El comisionado enrojeció y exclamó con rapidez:

—Ah, bueno, si nos paramos en detalles, probablemente dijo Jessie. Yo me limité de manera automática a completarlo y dije el nombre de pila. En verdad, ahora estoy seguro de ello. Dijo Jessie.

—Hasta ahora estaba usted también seguro de que dijo Jezabel. Se lo pregunté varias veces.

Entonces el comisionado levantó la voz, imperioso:

—No te pondrás a insultarme diciendo que mentí, ¿verdad?

—Me estoy preguntando si tal vez Clousarr no dijo nada en absoluto. Me estoy preguntando si usted forjó toda esa historia. Usted ha conocido a Jessie durante veinte años y, por lo tanto, sabía que su nombre era Jezabel.

—¡Estás desvariando, hombre!

—Quizás. ¿Adónde fue usted hoy, después del almuerzo?
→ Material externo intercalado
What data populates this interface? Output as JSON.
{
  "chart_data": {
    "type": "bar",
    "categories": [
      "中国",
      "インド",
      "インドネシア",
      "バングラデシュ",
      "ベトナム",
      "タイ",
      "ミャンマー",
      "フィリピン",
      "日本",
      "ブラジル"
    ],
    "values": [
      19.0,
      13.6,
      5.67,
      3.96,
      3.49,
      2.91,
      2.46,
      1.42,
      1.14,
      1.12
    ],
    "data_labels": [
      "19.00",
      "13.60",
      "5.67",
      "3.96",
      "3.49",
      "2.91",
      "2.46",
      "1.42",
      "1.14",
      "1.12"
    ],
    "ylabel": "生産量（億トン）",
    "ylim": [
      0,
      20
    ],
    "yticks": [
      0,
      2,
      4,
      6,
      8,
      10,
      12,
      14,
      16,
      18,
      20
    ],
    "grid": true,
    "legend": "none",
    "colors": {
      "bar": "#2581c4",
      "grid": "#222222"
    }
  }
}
Estuvo fuera de su oficina durante dos horas, por lo menos.

—¿Me está usted interrogando?

—Contestaré también por usted. Anduvo por la planta de energía de Williamsburg.

El comisionado se levantó de su asiento. La frente le brillaba, y aparecían burbujas blancas y secas en las comisuras de los labios.

—¿Qué trata usted de insinuar?

—¿No anduvo por ahí?

—Baley, queda usted destituido. Entrégueme sus credenciales.

—No, todavía no. Me tendrá que escuchar primero.

—Pues no lo haré. Es usted culpable, ¡por todos los diablos!, y lo que me enfurece es su pretensión absurda de hacerme aparecer como si conspirase en contra de usted. —Perdió la voz de momento, con un gruñido de indignación. Logró recuperar el resuello, para proseguir—. Además, queda usted arrestado.

—¡No! —vociferó Baley, con voz ronca—, ¡todavía no! Comisionado, le estoy apuntando con un desintegrador. Se lo tengo derecho al corazón y está amartillado. No se ponga a jugar conmigo, porque me hallo al borde de la desesperación, y diré lo que considere conveniente. Después…, después hará lo que le plazca.

Con ojos desorbitados, Julius Enderby contemplaba el maligno orificio en las manos de Baley. Farfulló:

—Veinte años por esto, Baley, en el calabozo más profundo de la ciudad.

R. Daneel se movió con rapidez. Su mano se apoderó como garra del brazo de Baley. Con toda calma expresó:

—No puedo permitir esto, socio Elijah. No puedes causarle ningún daño al comisionado.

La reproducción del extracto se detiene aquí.